6 de Enero del 2005


   

 

Aquella Libertad

 

Por Lic. Raul Rivero

La Habana -- Me gusta recordar a veces el leve invierno del año 2002. Me gusta reconstruirlo ahora en el limbo de mi licencia extrapenal, aquí en La Habana y me gustaba en la celda de castigo porque la soledad y el silencio son unos cómplices insobornables de los recuerdos peligrosos.

Es el periodista Ricardo González Alfonso el que más resplandece en esas evocaciones. Es él el que aparece en el comedor de su casa de Miramar que, de pronto, era una sala de conferencias, o lo veo subir la escalera para la habitación de su querido hermano Tony, convertida a fuerza de trabajo esclavo en la biblioteca de periodismo Jorge Mañach.

Más tarde aparece frente a su desvencijada y sospechosa laptop complicado con un comentario o una crónica y, enseguida, pasa con una pastilla para la fiebre de su hijo David.

Siempre está él en primer plano en la tarea de sacrificar su privacidad, como se sacrifica un gallo en el panteón yoruba, para que tuvieran cara y consistencia la Sociedad Márquez Sterling y la revista De Cuba, dos sueños que pudimos tocar.

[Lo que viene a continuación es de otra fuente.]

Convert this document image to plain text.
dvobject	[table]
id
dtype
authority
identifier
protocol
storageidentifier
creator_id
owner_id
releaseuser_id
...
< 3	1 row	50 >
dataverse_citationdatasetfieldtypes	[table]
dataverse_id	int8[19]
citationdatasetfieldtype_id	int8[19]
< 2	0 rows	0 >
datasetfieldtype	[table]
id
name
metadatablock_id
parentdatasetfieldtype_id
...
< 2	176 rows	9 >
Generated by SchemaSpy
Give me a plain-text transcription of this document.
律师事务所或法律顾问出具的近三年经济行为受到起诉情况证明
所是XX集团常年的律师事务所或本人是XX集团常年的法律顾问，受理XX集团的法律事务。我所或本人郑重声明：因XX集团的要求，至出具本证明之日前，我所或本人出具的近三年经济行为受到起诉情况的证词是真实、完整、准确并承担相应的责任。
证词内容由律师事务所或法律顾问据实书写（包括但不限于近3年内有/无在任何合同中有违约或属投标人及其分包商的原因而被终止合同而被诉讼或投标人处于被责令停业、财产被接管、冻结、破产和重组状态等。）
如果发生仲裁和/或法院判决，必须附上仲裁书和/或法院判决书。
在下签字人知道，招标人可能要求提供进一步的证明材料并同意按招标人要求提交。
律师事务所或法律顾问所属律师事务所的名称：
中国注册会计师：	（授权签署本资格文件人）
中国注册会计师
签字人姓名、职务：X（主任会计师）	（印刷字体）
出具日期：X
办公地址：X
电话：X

Aunque Ricardo esté ahora en la cárcel yo sigo viéndolo allá en la casa que se hicieron sus padres, unos españoles cabeciduros que trabajaban de sol a sol, para darle techo, alimento y educación a cuatro muchachos. Los viejos fueron luego silenciosos y serios a descansar al cementerio de Colón.

Para mí Ricardo siempre está ahí con sus libretos de programas infantiles para la televisión. Después, cuando se le consideró un escritor no confiable y se quedó sin contrato, lo veo en la misma mesa atareado con unos cucuruchos de maní tostado que salía a vender por las calles de su barrio en una bicicleta esclerótica. Su pregón, atonal y ríspido no era muy convincente: Vaya maní, vaya maní, vaya maní.

Allí, en el portal, entró a trabajar en Cuba Press en un trámite que no duró ni cinco minutos y, años más tarde, como para demostrar que él era independiente hasta de los independientes y en otro trámite rápido, renunció a las suaves cadenas que yo le hacía arrastrar desde la dirección de la agencia.

Mira, me dijo un día, para poder seguir siendo amigos y llevar adelante este trabajo, mejor yo me voy de Cuba Press y me quedo solo como reportero por cuenta propia, como free lancer porque ya empecé a caminar hacia la libertad y ahora la quiero toda.

Sí. Ricardo González Alfonso incansable, con sus gavetas recónditas atiborradas de poemas de amor y de textos humorísticos que lee siempre con una cuota de rubor, lleno de pasión por sus hijos, pastoreado por el amor de Alida, un hombre difícil porque está vivo y porque le va de frente a todos los asuntos en un mundo donde la palabra se usa de almohada. Un periodista con talento y valor para usarlo, pero también con amplitud para razonar, entender y dialogar con flexibilidad y sin concesiones. Un fanático delidiomaespañol, un enamorado de la poesía de Lorca y de Rimbaud.

Sí. Ricardo González Alfonso, mi compañero en la causa 348 del 2003. El hombre que, en el juicio donde el fiscal le pedía una condena de cadena perpetua, se paró con serenidad y precisión, sin arrogancias y con limpieza a defender su derecho a escribir y a opinar en el país donde vive hace ya medio siglo.

Ricardo, el recluso de la cárcel de Agüica, Matanzas, que sigue ahora un tratamiento médico en el hospital del Combinado del Este de La Habana, un profesional donde los hubiere, un cubano al que queremos otra vez en su casa de Playa en vivo y en directo para que desaloje de una vez a ese fantasma que la habita y es solamente una trampa de la memoria.